Speaking at a meeting in Washington, D.C., today (Oct. 9), Dr. Tom Frieden, director of the Centers for Disease Control and Prevention, compared the two diseases. "In the 30 years I've been working in public health, the only thing like this has been AIDS," Frieden said, referring to the Ebola outbreak. "And we have to work now so that this is not the world's next AIDS."

Ebola and HIV, the virus that causes AIDS, have a number of similarities. Both are spread through blood and bodily fluids, both have high fatality rates, both emerged out of Africa and researchers have not developed a vaccine against either virus, said Dr. Amesh Adalja, an infectious-disease physician at the University of Pittsburgh.

But there are also major differences between the two viruses that would prevent Ebola infections from becoming as widespread as AIDS, experts say.

HIV has a long latency period during which people are able to spread the virus — for example, through sexual activity or sharing hypodermic needles — but do not yet have any symptoms of the disease, Adalja said.

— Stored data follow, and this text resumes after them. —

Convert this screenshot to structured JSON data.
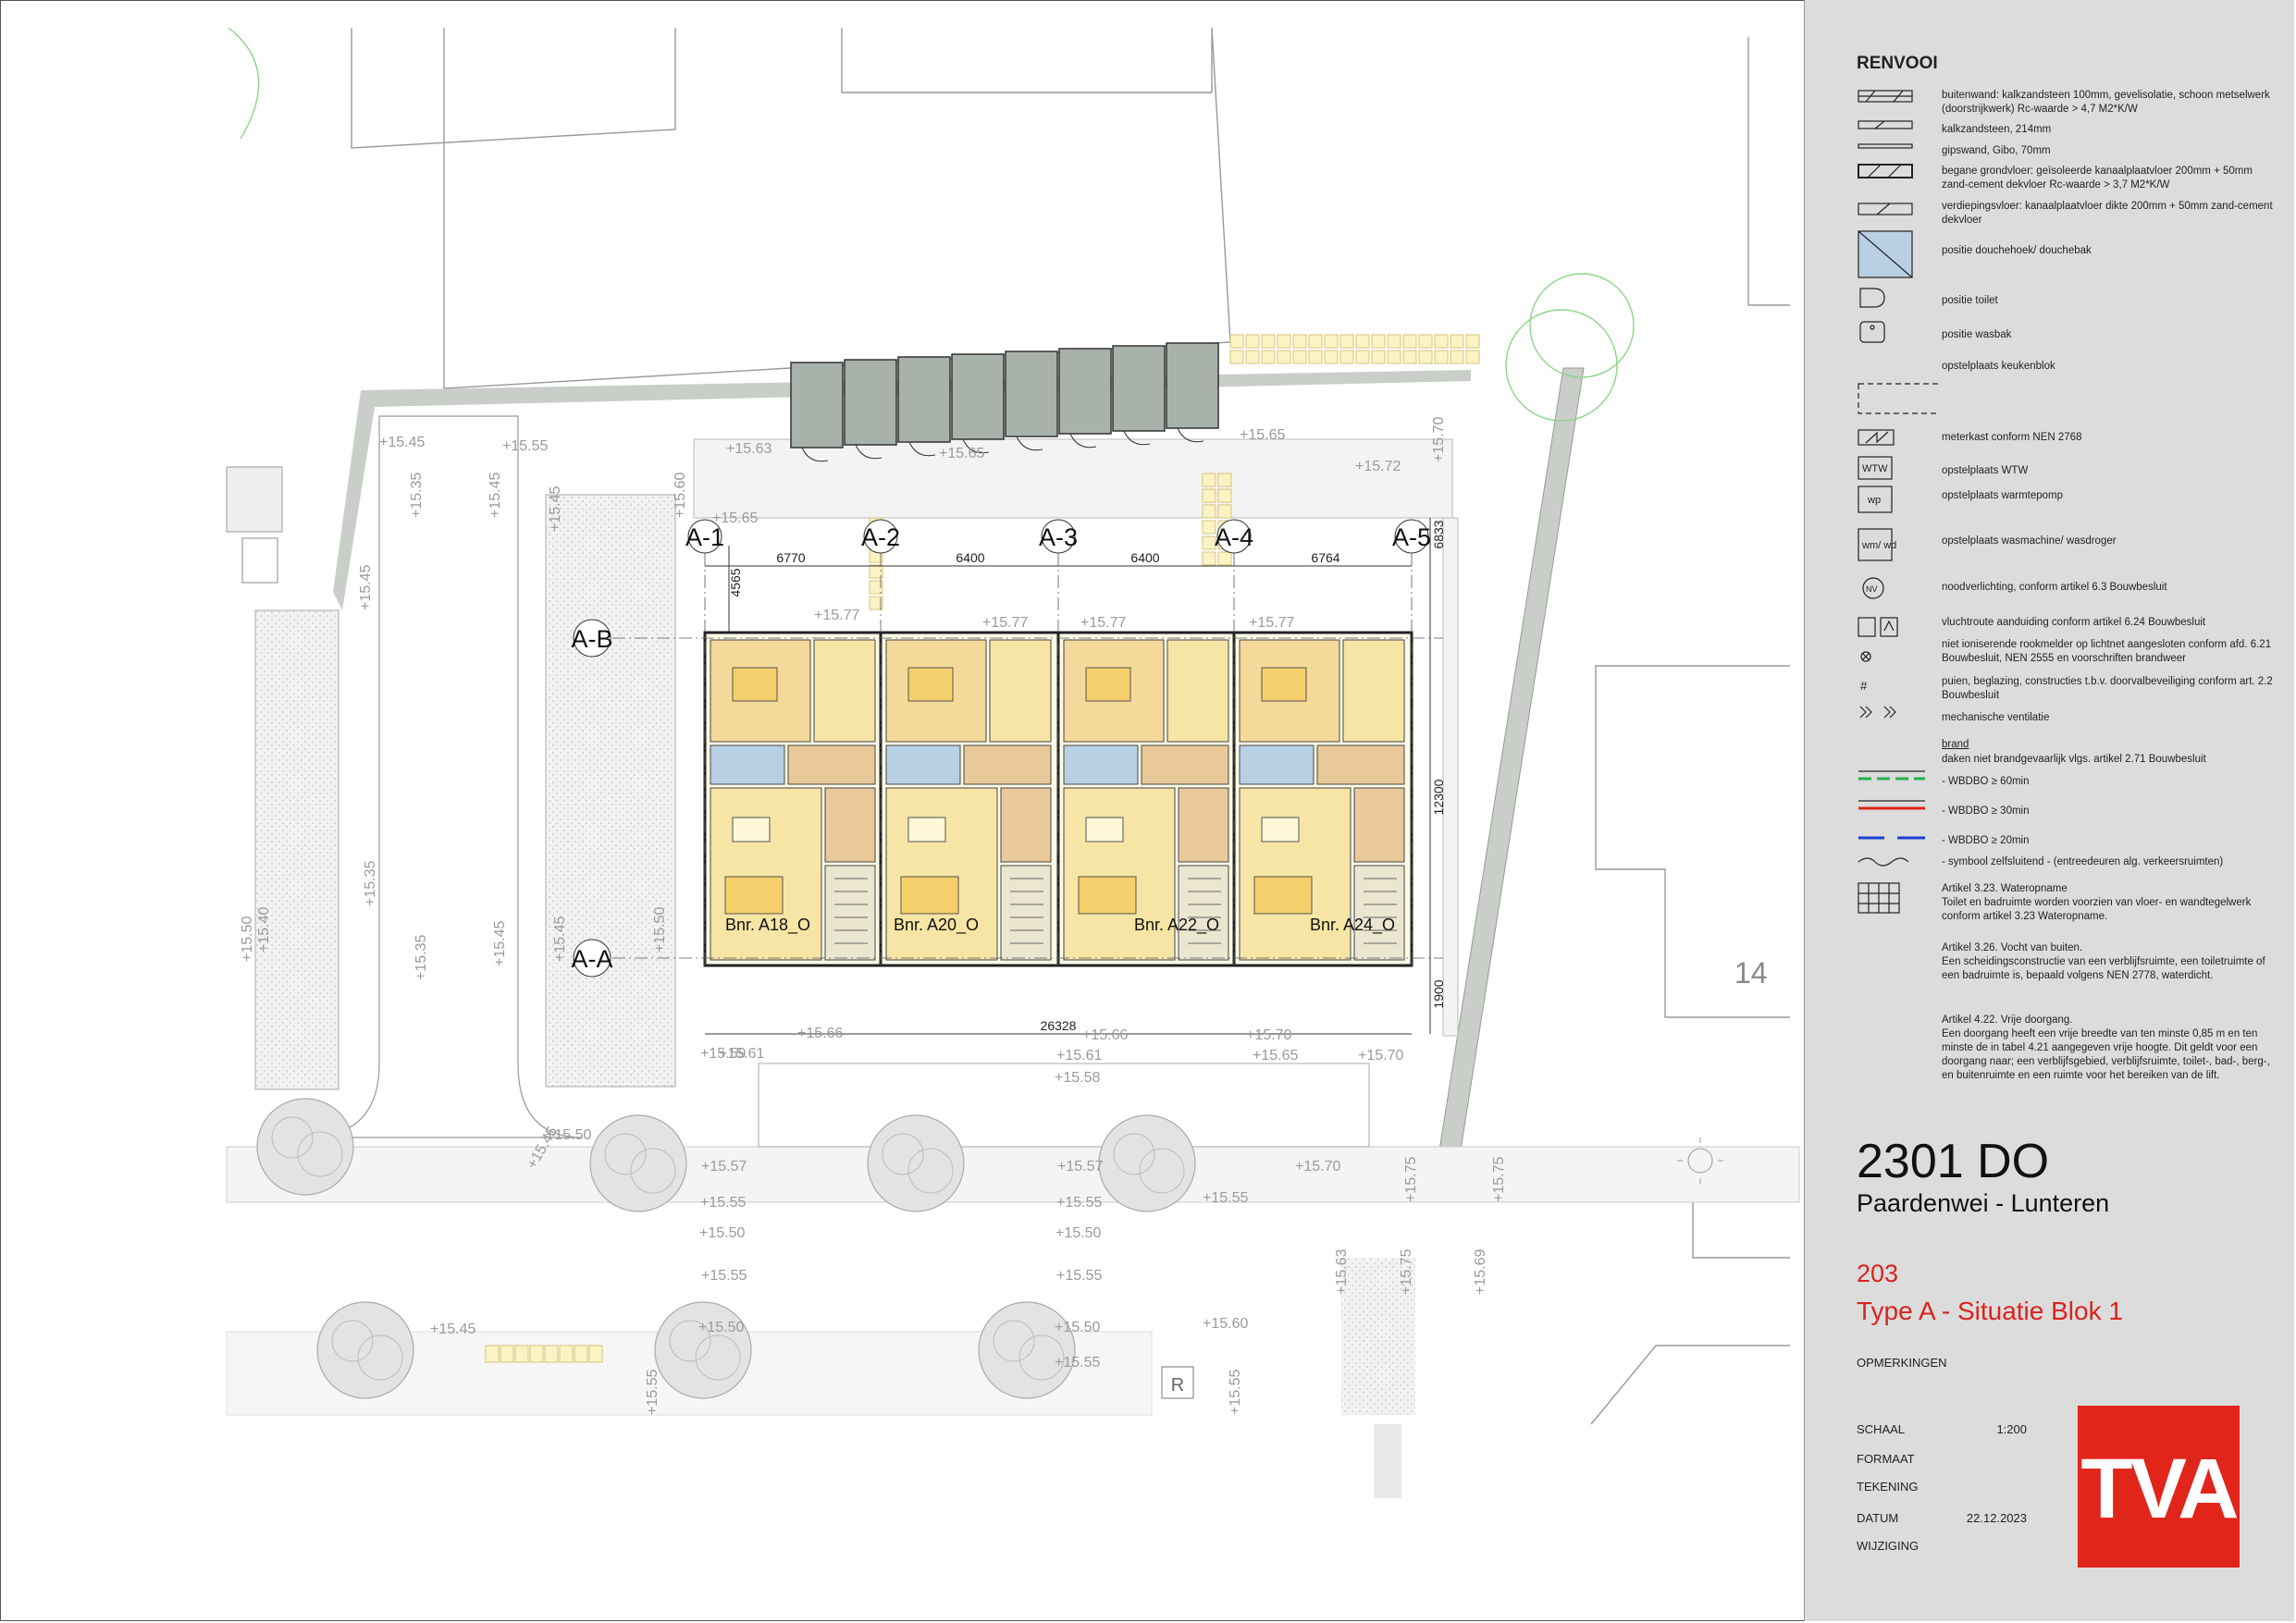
{
  "legend": {
    "title": "RENVOOI",
    "items": [
      {
        "text": "buitenwand: kalkzandsteen 100mm, gevelisolatie, schoon metselwerk (doorstrijkwerk) Rc-waarde > 4,7 M2*K/W"
      },
      {
        "text": "kalkzandsteen, 214mm"
      },
      {
        "text": "gipswand, Gibo, 70mm"
      },
      {
        "text": "begane grondvloer: geïsoleerde kanaalplaatvloer 200mm + 50mm zand-cement dekvloer Rc-waarde > 3,7 M2*K/W"
      },
      {
        "text": "verdiepingsvloer: kanaalplaatvloer dikte 200mm + 50mm zand-cement dekvloer"
      },
      {
        "text": "positie douchehoek/ douchebak"
      },
      {
        "text": "positie toilet"
      },
      {
        "text": "positie wasbak"
      },
      {
        "text": "opstelplaats keukenblok"
      },
      {
        "text": "meterkast conform NEN 2768"
      },
      {
        "text": "opstelplaats WTW",
        "symbol": "WTW"
      },
      {
        "text": "opstelplaats warmtepomp",
        "symbol": "wp"
      },
      {
        "text": "opstelplaats wasmachine/ wasdroger",
        "symbol": "wm/ wd"
      },
      {
        "text": "noodverlichting, conform artikel 6.3 Bouwbesluit",
        "symbol": "NV"
      },
      {
        "text": "vluchtroute aanduiding conform artikel 6.24 Bouwbesluit"
      },
      {
        "text": "niet ioniserende rookmelder op lichtnet aangesloten conform afd. 6.21 Bouwbesluit, NEN 2555 en voorschriften brandweer"
      },
      {
        "text": "puien, beglazing, constructies t.b.v. doorvalbeveiliging conform art. 2.2 Bouwbesluit",
        "symbol": "#"
      },
      {
        "text": "mechanische ventilatie"
      }
    ],
    "fire_heading": "brand",
    "fire_sub": "daken niet brandgevaarlijk vlgs. artikel 2.71 Bouwbesluit",
    "fire_items": [
      {
        "text": "- WBDBO ≥ 60min",
        "color": "#22b14c"
      },
      {
        "text": "- WBDBO ≥ 30min",
        "color": "#e2231a"
      },
      {
        "text": "- WBDBO ≥ 20min",
        "color": "#1b3fd1"
      },
      {
        "text": "- symbool zelfsluitend - (entreedeuren alg. verkeersruimten)"
      }
    ],
    "notes": [
      {
        "head": "Artikel 3.23. Wateropname",
        "body": "Toilet en badruimte worden voorzien van vloer- en wandtegelwerk conform artikel 3.23 Wateropname."
      },
      {
        "head": "Artikel 3.26. Vocht van buiten.",
        "body": "Een scheidingsconstructie van een verblijfsruimte, een toiletruimte of een badruimte is, bepaald volgens NEN 2778, waterdicht."
      },
      {
        "head": "Artikel 4.22. Vrije doorgang.",
        "body": "Een doorgang heeft een vrije breedte van ten minste 0,85 m en ten minste de in tabel 4.21 aangegeven vrije hoogte. Dit geldt voor een doorgang naar; een verblijfsgebied, verblijfsruimte, toilet-, bad-, berg-, en buitenruimte en een ruimte voor het bereiken van de lift."
      }
    ]
  },
  "project": {
    "code": "2301 DO",
    "name": "Paardenwei - Lunteren",
    "drawing_number": "203",
    "drawing_title": "Type A - Situatie Blok 1",
    "remarks_label": "OPMERKINGEN",
    "meta": [
      {
        "label": "SCHAAL",
        "value": "1:200"
      },
      {
        "label": "FORMAAT",
        "value": ""
      },
      {
        "label": "TEKENING",
        "value": ""
      },
      {
        "label": "DATUM",
        "value": "22.12.2023"
      },
      {
        "label": "WIJZIGING",
        "value": ""
      }
    ],
    "logo": "TVA"
  },
  "plan": {
    "grid_axes": [
      "A-1",
      "A-2",
      "A-3",
      "A-4",
      "A-5"
    ],
    "grid_rows": [
      "A-B",
      "A-A"
    ],
    "dims_top": [
      "6770",
      "6400",
      "6400",
      "6764"
    ],
    "dim_total": "26328",
    "dim_left": "4565",
    "dim_right_top": "6833",
    "dim_right_mid": "12300",
    "dim_right_bottom": "1900",
    "units": [
      "Bnr. A18_O",
      "Bnr. A20_O",
      "Bnr. A22_O",
      "Bnr. A24_O"
    ],
    "house_number": "14",
    "parking_sign": "R",
    "colors": {
      "living": "#f6e5a5",
      "bedroom": "#f5d99a",
      "bath": "#b9cfe3",
      "hall": "#e9c89a",
      "green": "#c8e6b8",
      "paving": "#ebebeb"
    },
    "levels": [
      {
        "t": "+15.45"
      },
      {
        "t": "+15.55"
      },
      {
        "t": "+15.35"
      },
      {
        "t": "+15.45"
      },
      {
        "t": "+15.45"
      },
      {
        "t": "+15.45"
      },
      {
        "t": "+15.60"
      },
      {
        "t": "+15.65"
      },
      {
        "t": "+15.63"
      },
      {
        "t": "+15.65"
      },
      {
        "t": "+15.65"
      },
      {
        "t": "+15.72"
      },
      {
        "t": "+15.70"
      },
      {
        "t": "+15.77"
      },
      {
        "t": "+15.77"
      },
      {
        "t": "+15.77"
      },
      {
        "t": "+15.77"
      },
      {
        "t": "+15.50"
      },
      {
        "t": "+15.40"
      },
      {
        "t": "+15.35"
      },
      {
        "t": "+15.35"
      },
      {
        "t": "+15.45"
      },
      {
        "t": "+15.45"
      },
      {
        "t": "+15.50"
      },
      {
        "t": "+15.59"
      },
      {
        "t": "+15.66"
      },
      {
        "t": "+15.61"
      },
      {
        "t": "+15.66"
      },
      {
        "t": "+15.61"
      },
      {
        "t": "+15.70"
      },
      {
        "t": "+15.65"
      },
      {
        "t": "+15.70"
      },
      {
        "t": "+15.58"
      },
      {
        "t": "+15.45"
      },
      {
        "t": "+15.50"
      },
      {
        "t": "+15.57"
      },
      {
        "t": "+15.57"
      },
      {
        "t": "+15.70"
      },
      {
        "t": "+15.55"
      },
      {
        "t": "+15.55"
      },
      {
        "t": "+15.55"
      },
      {
        "t": "+15.75"
      },
      {
        "t": "+15.75"
      },
      {
        "t": "+15.50"
      },
      {
        "t": "+15.50"
      },
      {
        "t": "+15.55"
      },
      {
        "t": "+15.55"
      },
      {
        "t": "+15.63"
      },
      {
        "t": "+15.75"
      },
      {
        "t": "+15.69"
      },
      {
        "t": "+15.45"
      },
      {
        "t": "+15.50"
      },
      {
        "t": "+15.50"
      },
      {
        "t": "+15.60"
      },
      {
        "t": "+15.55"
      },
      {
        "t": "+15.55"
      },
      {
        "t": "+15.55"
      }
    ]
  }
}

In contrast, the Ebola virus does not spread from people who do not yet have symptoms, and once people do get sick, they feel too ill to go about their usual activities, Adalja said.

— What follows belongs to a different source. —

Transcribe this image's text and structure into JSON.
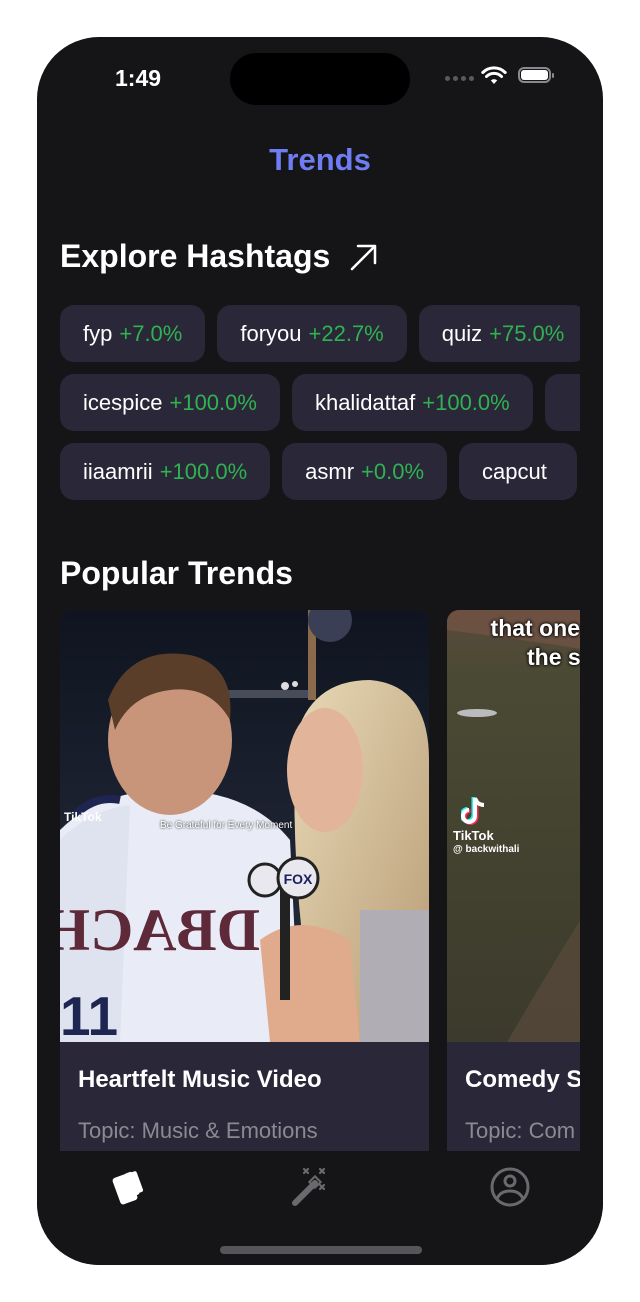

The fact that Ebola does not have a latency period "will be one of the limiting factors of its spread," Adalja said.

Dr. Bruce Hirsch, an infectious-disease specialist at North Shore University Hospital in Manhasset, New York, agreed. "I do not think that Ebola has the potential to be the world's next AIDS," Hirsch said.

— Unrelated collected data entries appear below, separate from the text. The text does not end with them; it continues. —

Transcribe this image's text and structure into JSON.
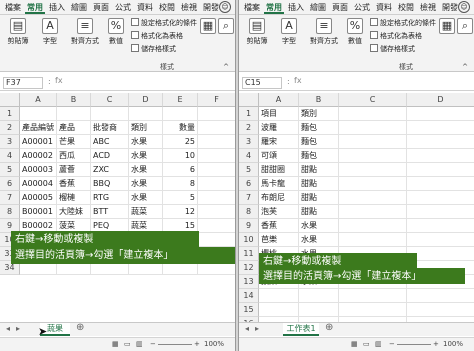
{
  "left": {
    "tabs": [
      "檔案",
      "常用",
      "插入",
      "繪圖",
      "頁面",
      "公式",
      "資料",
      "校閱",
      "檢視",
      "開發"
    ],
    "active_tab": "常用",
    "ribbon": {
      "clipboard": "剪貼簿",
      "font": "字型",
      "alignment": "對齊方式",
      "number": "數值",
      "percent_symbol": "%",
      "conditional_format": "設定格式化的條件",
      "format_as_table": "格式化為表格",
      "cell_styles": "儲存格樣式",
      "styles_group": "樣式",
      "cells": "儲存格",
      "editing": "編輯"
    },
    "namebox": "F37",
    "fx": "fx",
    "columns": [
      "A",
      "B",
      "C",
      "D",
      "E",
      "F"
    ],
    "rows": [
      {
        "n": "1",
        "cells": [
          "",
          "",
          "",
          "",
          "",
          ""
        ]
      },
      {
        "n": "2",
        "cells": [
          "產品編號",
          "產品",
          "批發商",
          "類別",
          "數量",
          ""
        ]
      },
      {
        "n": "3",
        "cells": [
          "A00001",
          "芒果",
          "ABC",
          "水果",
          "25",
          ""
        ]
      },
      {
        "n": "4",
        "cells": [
          "A00002",
          "西瓜",
          "ACD",
          "水果",
          "10",
          ""
        ]
      },
      {
        "n": "5",
        "cells": [
          "A00003",
          "蘆薈",
          "ZXC",
          "水果",
          "6",
          ""
        ]
      },
      {
        "n": "6",
        "cells": [
          "A00004",
          "香蕉",
          "BBQ",
          "水果",
          "8",
          ""
        ]
      },
      {
        "n": "7",
        "cells": [
          "A00005",
          "榴槤",
          "RTG",
          "水果",
          "5",
          ""
        ]
      },
      {
        "n": "8",
        "cells": [
          "B00001",
          "大陸妹",
          "BTT",
          "蔬菜",
          "12",
          ""
        ]
      },
      {
        "n": "9",
        "cells": [
          "B00002",
          "菠菜",
          "PEQ",
          "蔬菜",
          "15",
          ""
        ]
      },
      {
        "n": "10",
        "cells": [
          "B00003",
          "韭菜",
          "AFE",
          "蔬菜",
          "20",
          ""
        ]
      },
      {
        "n": "33",
        "cells": [
          "",
          "",
          "",
          "",
          "",
          ""
        ]
      },
      {
        "n": "34",
        "cells": [
          "",
          "",
          "",
          "",
          "",
          ""
        ]
      }
    ],
    "callout_line1": "右鍵→移動或複製",
    "callout_line2": "選擇目的活頁簿→勾選「建立複本」",
    "sheet_tab": "蔬果",
    "zoom": "100%"
  },
  "right": {
    "tabs": [
      "檔案",
      "常用",
      "插入",
      "繪圖",
      "頁面",
      "公式",
      "資料",
      "校閱",
      "檢視",
      "開發"
    ],
    "active_tab": "常用",
    "ribbon": {
      "clipboard": "剪貼簿",
      "font": "字型",
      "alignment": "對齊方式",
      "number": "數值",
      "percent_symbol": "%",
      "conditional_format": "設定格式化的條件",
      "format_as_table": "格式化為表格",
      "cell_styles": "儲存格樣式",
      "styles_group": "樣式",
      "cells": "儲存格",
      "editing": "編輯"
    },
    "namebox": "C15",
    "fx": "fx",
    "columns": [
      "A",
      "B",
      "C",
      "D"
    ],
    "rows": [
      {
        "n": "1",
        "cells": [
          "項目",
          "類別",
          "",
          ""
        ]
      },
      {
        "n": "2",
        "cells": [
          "波羅",
          "麵包",
          "",
          ""
        ]
      },
      {
        "n": "3",
        "cells": [
          "羅宋",
          "麵包",
          "",
          ""
        ]
      },
      {
        "n": "4",
        "cells": [
          "可頌",
          "麵包",
          "",
          ""
        ]
      },
      {
        "n": "5",
        "cells": [
          "甜甜圈",
          "甜點",
          "",
          ""
        ]
      },
      {
        "n": "6",
        "cells": [
          "馬卡龍",
          "甜點",
          "",
          ""
        ]
      },
      {
        "n": "7",
        "cells": [
          "布朗尼",
          "甜點",
          "",
          ""
        ]
      },
      {
        "n": "8",
        "cells": [
          "泡芙",
          "甜點",
          "",
          ""
        ]
      },
      {
        "n": "9",
        "cells": [
          "香蕉",
          "水果",
          "",
          ""
        ]
      },
      {
        "n": "10",
        "cells": [
          "芭樂",
          "水果",
          "",
          ""
        ]
      },
      {
        "n": "11",
        "cells": [
          "櫻桃",
          "水果",
          "",
          ""
        ]
      },
      {
        "n": "12",
        "cells": [
          "芒果",
          "水果",
          "",
          ""
        ]
      },
      {
        "n": "13",
        "cells": [
          "蘋果",
          "水果",
          "",
          ""
        ]
      },
      {
        "n": "14",
        "cells": [
          "",
          "",
          "",
          ""
        ]
      },
      {
        "n": "15",
        "cells": [
          "",
          "",
          "",
          ""
        ]
      },
      {
        "n": "16",
        "cells": [
          "",
          "",
          "",
          ""
        ]
      }
    ],
    "callout_line1": "右鍵→移動或複製",
    "callout_line2": "選擇目的活頁簿→勾選「建立複本」",
    "sheet_tab": "工作表1",
    "zoom": "100%"
  },
  "colors": {
    "accent": "#217346",
    "callout_bg": "#3c7a1d",
    "callout_text": "#ffffff"
  },
  "icons": {
    "sheet_add": "plus-icon",
    "feedback": "smiley-icon"
  }
}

Unfortunately, Ebola is a quick killer, but this means the outbreak will eventually burn itself out, Hirsch said. "That's both its terror and also the advantage we have, in terms of public health measures to control the virus," Hirsch said.

Still, the Ebola outbreak is similar to AIDS in the lessons it holds, he said. "I do think that Ebola has the potential to teach us the same message that AIDS has taught us," which is that the health of humans around the world is connected, Hirsch said.

"If anyone is deprived of appropriate health care … everybody on the planet is going to pay the price for that," Hirsch said. "We need to think about our health globally."

The Ebola outbreak had sickened more than 8,000 people in Guinea, Liberia and Sierra Leone, and killed more than 3,800 people as of Oct. 5, when the numbers were last updated, according to the CDC. The United States recently had its first case of Ebola (a man named Thomas Eric Duncan, who died this week), and Spain also has a case of Ebola.

The projected worst-case scenario is that 1.4 million people in Liberia and Sierra Leone could be infected with Ebola in four months, according to a recent report from the CDC.

It is essential to prevent a worst-case scenario in these countries, Hirsch said, not only because the death toll would be a human tragedy, but also because the outbreak puts people around the world at risk. "We are not safe from Ebola until everyone is safe from Ebola," Hirsch said.